How much? If a pension fund assumes an 8% growth, your principal doubles in about 9 years. But 9 years at 5% is only a 55% growth. On the amount the PGBC insures, that would be a shortfall of about $650 billion, give or take a few hundred billion. That would be on top of the current $450 billion underfunding.

Now, spread out over 9—10 years, corporate America is easily making enough to fund that amount. But such a number would significantly eat into profits. Total US corporate profits (with the odd adjustments) are running north of $900 billion from all companies. How much of that is from companies with defined benefit pension plans? I can find no data to answer that question.

But we can guess where the bulk of the problem lies. It is in the 360 companies in the S&P 500 that have defined benefit pension plans. Credit Suisse First Boston (CSFB) estimates unfunded pension liability as of 2002 for this group was $243 billion. Morgan Stanley estimated $300 billion. The upshot is that companies with defined benefit programs are going to see their earnings under pressure as they will have to divert more and more of their profits into their pension funds.

His conclusion: don’t invest in companies that have offered their workers defined benefit pension programs. The problem is, that list comprises 72% of the S&P 500.

We are now facing the reality that Paul Poirot wrote about in 1950: the companies are legally owned by shareholders, but in fact are owned by the retirees, who have legal claims against the companies.

Many of these companies are essentially owned by their retirees, who are going to get more and more of the profits. This is not going to be good for shareholders in the company, or for S&P 500 index mutual funds. During the next recession, these companies are going to be required to make up the underfunding in their plans at a time when their earnings will be down. The projected growth in their investment portfolios will be hurt because they will have so much money invested in large cap companies just like themselves who are facing underfunded pension problems.

The problem facing every company with a defined benefit program is that current pension obligations must be factored into retail prices. Consider the auto industry.

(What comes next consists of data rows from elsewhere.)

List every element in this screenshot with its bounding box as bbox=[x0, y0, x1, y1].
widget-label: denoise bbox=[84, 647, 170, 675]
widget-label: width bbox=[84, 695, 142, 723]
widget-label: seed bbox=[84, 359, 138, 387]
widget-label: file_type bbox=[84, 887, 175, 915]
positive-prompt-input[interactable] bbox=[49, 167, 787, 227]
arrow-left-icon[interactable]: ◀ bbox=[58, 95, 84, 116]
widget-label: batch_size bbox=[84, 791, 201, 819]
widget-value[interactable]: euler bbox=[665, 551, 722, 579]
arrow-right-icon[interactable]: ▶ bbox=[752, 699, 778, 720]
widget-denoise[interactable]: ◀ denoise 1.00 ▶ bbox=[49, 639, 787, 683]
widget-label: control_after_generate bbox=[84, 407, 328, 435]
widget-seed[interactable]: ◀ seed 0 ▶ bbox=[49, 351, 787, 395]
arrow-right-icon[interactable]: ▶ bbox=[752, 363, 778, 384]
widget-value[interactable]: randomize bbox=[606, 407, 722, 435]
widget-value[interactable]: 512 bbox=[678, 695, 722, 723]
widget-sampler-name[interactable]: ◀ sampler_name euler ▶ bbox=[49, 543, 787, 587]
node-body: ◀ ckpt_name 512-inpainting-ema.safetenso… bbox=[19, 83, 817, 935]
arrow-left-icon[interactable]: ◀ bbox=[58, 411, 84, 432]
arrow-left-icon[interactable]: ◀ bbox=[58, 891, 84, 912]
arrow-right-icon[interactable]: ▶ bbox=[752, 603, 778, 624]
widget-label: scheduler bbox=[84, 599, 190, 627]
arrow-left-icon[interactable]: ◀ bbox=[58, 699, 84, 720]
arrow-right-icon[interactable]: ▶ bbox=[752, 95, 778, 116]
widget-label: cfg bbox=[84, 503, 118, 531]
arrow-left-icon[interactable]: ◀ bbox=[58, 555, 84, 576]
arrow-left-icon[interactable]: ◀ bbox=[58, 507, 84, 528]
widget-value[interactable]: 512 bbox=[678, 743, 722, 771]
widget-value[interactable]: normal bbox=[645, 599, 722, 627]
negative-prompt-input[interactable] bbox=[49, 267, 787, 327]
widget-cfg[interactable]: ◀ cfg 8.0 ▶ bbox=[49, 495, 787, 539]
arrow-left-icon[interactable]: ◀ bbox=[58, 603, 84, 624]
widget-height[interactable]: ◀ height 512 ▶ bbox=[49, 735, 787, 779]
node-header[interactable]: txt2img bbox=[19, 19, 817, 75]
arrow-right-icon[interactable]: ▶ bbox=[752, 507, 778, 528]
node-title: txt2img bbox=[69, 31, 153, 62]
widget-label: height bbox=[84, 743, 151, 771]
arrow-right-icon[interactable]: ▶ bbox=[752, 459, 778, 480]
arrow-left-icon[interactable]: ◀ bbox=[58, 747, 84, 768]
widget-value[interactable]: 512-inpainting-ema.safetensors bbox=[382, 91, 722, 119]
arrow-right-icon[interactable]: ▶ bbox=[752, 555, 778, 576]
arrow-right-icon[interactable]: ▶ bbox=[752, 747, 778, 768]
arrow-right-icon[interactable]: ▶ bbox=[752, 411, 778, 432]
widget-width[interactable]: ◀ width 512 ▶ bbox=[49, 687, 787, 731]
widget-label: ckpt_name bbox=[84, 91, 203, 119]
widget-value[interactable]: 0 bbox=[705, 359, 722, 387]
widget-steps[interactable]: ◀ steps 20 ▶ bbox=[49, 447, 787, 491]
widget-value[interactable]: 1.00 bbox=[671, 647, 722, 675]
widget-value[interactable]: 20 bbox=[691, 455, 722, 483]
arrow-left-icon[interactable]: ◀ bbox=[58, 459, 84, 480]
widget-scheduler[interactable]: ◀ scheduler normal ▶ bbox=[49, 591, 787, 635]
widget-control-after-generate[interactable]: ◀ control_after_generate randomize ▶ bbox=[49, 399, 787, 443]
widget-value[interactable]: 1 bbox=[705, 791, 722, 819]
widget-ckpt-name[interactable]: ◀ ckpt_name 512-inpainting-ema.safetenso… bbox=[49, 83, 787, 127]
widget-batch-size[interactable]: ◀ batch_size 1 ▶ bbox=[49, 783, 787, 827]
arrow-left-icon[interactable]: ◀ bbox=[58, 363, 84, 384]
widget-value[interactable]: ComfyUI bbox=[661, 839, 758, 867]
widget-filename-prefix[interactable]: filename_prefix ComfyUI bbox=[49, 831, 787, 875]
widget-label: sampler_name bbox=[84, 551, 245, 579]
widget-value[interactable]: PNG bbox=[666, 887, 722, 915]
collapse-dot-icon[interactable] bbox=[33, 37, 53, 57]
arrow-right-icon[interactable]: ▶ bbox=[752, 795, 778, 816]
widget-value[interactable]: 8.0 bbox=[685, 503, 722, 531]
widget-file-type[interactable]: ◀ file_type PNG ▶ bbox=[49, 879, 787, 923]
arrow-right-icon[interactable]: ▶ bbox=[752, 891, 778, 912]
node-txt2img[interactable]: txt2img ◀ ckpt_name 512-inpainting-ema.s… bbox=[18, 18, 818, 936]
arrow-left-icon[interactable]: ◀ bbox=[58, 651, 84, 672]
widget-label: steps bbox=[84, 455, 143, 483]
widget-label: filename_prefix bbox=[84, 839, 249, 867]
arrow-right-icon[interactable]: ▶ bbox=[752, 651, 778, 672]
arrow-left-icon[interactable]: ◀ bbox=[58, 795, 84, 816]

In a study by the FDIC, we note that: “The U.S. automobile industry shows the effects of higher pension costs on the bottom line. The results of a Prudential Financial study state that pension and retiree benefits represent $631 of the cost of every Chrysler vehicle, $734 of the cost of every Ford vehicle, and $1,360 of the cost of every GM car or truck. In contrast, an article in the Detroit Free Press reported that pension and retiree benefit costs per vehicle at the U.S. plants of Honda and Toyota are estimated to be $107 and $180, respectively.”

They later casually note, “GM recently has used about $13 billion of a $17.6 billion debt offering — the largest ever made by a U.S. company — to help close its pension gap. On average, GM will pay a 7.54 percent yield on the debt, and hopes to earn 9 percent on the proceeds contributed to its pension fund. While cash flow requirements have been eased for now, if this long term expectation regarding returns proves problematic over time, GM will need to find other sources to pay their obligation.”

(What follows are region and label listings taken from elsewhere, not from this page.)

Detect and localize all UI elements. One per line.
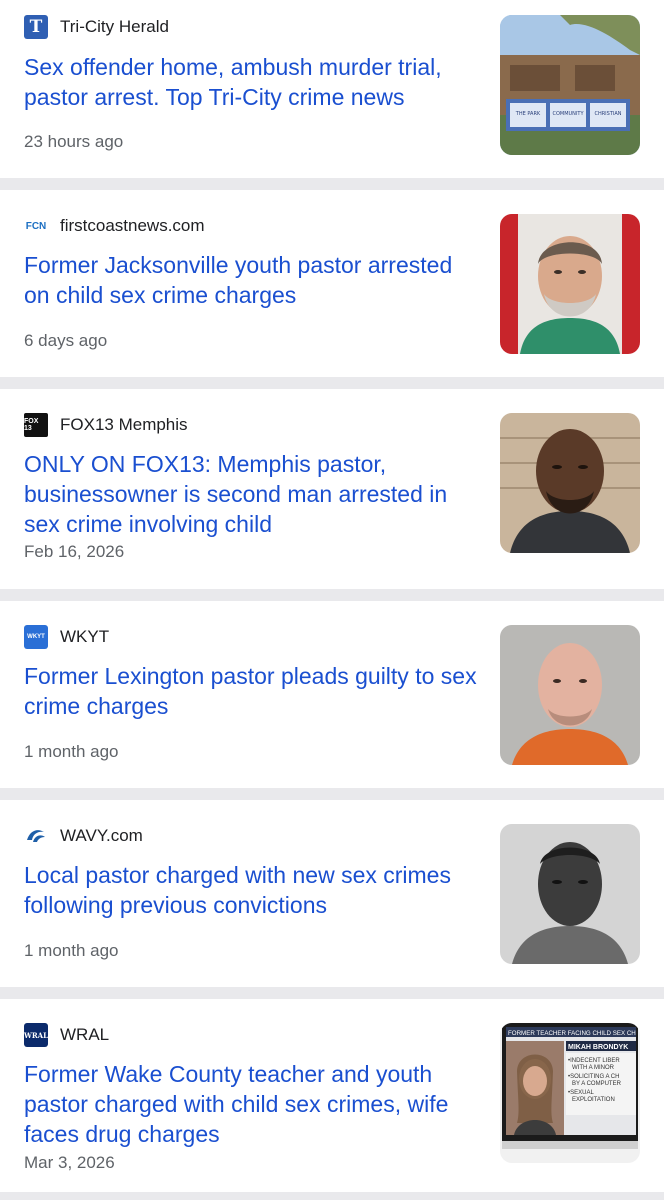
tv-broadcast-thumbnail[interactable]: FORMER TEACHER FACING CHILD SEX CH MIKAH…: [500, 1023, 640, 1163]
sign-text: COMMUNITY: [552, 111, 584, 117]
source-row: WRAL WRAL: [24, 1023, 109, 1047]
source-name: WRAL: [60, 1025, 110, 1044]
timestamp: 1 month ago: [24, 941, 119, 960]
broadcast-name: MIKAH BRONDYK: [568, 1044, 628, 1051]
wavy-logo-icon: [24, 824, 48, 848]
timestamp: 6 days ago: [24, 331, 108, 350]
timestamp: Feb 16, 2026: [24, 542, 125, 561]
news-card[interactable]: WRAL WRAL Former Wake County teacher and…: [0, 999, 664, 1192]
timestamp: 23 hours ago: [24, 132, 124, 151]
charge-line: •INDECENT LIBER: [568, 1058, 620, 1064]
source-name: firstcoastnews.com: [60, 216, 205, 235]
source-row: WKYT WKYT: [24, 625, 109, 649]
news-card[interactable]: FOX 13 FOX13 Memphis ONLY ON FOX13: Memp…: [0, 389, 664, 589]
headline-link[interactable]: Sex offender home, ambush murder trial, …: [24, 52, 484, 112]
sign-text: CHRISTIAN: [594, 111, 621, 117]
charge-line: BY A COMPUTER: [572, 1081, 622, 1087]
charge-line: EXPLOITATION: [572, 1097, 615, 1103]
broadcast-banner: FORMER TEACHER FACING CHILD SEX CH: [508, 1030, 636, 1037]
headline-link[interactable]: Former Jacksonville youth pastor arreste…: [24, 250, 484, 310]
headline-link[interactable]: Former Lexington pastor pleads guilty to…: [24, 661, 484, 721]
mugshot-thumbnail[interactable]: [500, 413, 640, 553]
news-feed: T Tri-City Herald Sex offender home, amb…: [0, 0, 664, 1200]
charge-line: •SEXUAL: [568, 1090, 594, 1096]
charge-line: WITH A MINOR: [572, 1065, 615, 1071]
source-name: WAVY.com: [60, 826, 143, 845]
sign-text: THE PARK: [515, 111, 541, 117]
source-row: FCN firstcoastnews.com: [24, 214, 205, 238]
mugshot-thumbnail[interactable]: [500, 824, 640, 964]
charge-line: •SOLICITING A CH: [568, 1074, 619, 1080]
source-row: WAVY.com: [24, 824, 143, 848]
source-row: T Tri-City Herald: [24, 15, 169, 39]
news-card[interactable]: T Tri-City Herald Sex offender home, amb…: [0, 0, 664, 178]
news-card[interactable]: WAVY.com Local pastor charged with new s…: [0, 800, 664, 987]
mugshot-thumbnail[interactable]: [500, 625, 640, 765]
source-name: WKYT: [60, 627, 110, 646]
source-row: FOX 13 FOX13 Memphis: [24, 413, 188, 437]
headline-link[interactable]: Former Wake County teacher and youth pas…: [24, 1059, 484, 1149]
timestamp: 1 month ago: [24, 742, 119, 761]
news-card[interactable]: WKYT WKYT Former Lexington pastor pleads…: [0, 601, 664, 788]
source-name: Tri-City Herald: [60, 17, 169, 36]
wkyt-logo-icon: WKYT: [24, 625, 48, 649]
wral-logo-icon: WRAL: [24, 1023, 48, 1047]
first-coast-news-logo-icon: FCN: [24, 214, 48, 238]
headline-link[interactable]: Local pastor charged with new sex crimes…: [24, 860, 484, 920]
timestamp: Mar 3, 2026: [24, 1153, 115, 1172]
source-name: FOX13 Memphis: [60, 415, 188, 434]
building-sign-thumbnail[interactable]: THE PARK COMMUNITY CHRISTIAN: [500, 15, 640, 155]
news-card[interactable]: FCN firstcoastnews.com Former Jacksonvil…: [0, 190, 664, 377]
fox13-logo-icon: FOX 13: [24, 413, 48, 437]
headline-link[interactable]: ONLY ON FOX13: Memphis pastor, businesso…: [24, 449, 484, 539]
tri-city-herald-logo-icon: T: [24, 15, 48, 39]
mugshot-thumbnail[interactable]: [500, 214, 640, 354]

But costs do not determine prices. Supply and demand determines prices. If a new supplier comes along who is not burdened by past pension fund obligations, this supplier can undersell the firm that made such promises. For American and European firms, the four-letter word that confronts them is “Asia.”

Asians, Japan excepted (an American satrapy, 1945—55), came to capitalism late. Their governments, not being democratic, did not pay off trade union members with special legislation, unlike Western governments, beginning with Bismarck. The least democratic nation of all, The Peoples Republic of China, has no pension obligations, only state-owned factory obligations, which the government is shedding. As state-run factories go the way of all flesh, China will compete without one arm tied behind its back: the arm of past promises.

CONCLUSION

The lessons are simple:

Read the fine print of your pension program.Assume that your future is not guaranteed.Your past employer regards you as a liability.It is easier to create money than to create wealth.The government is not your friend.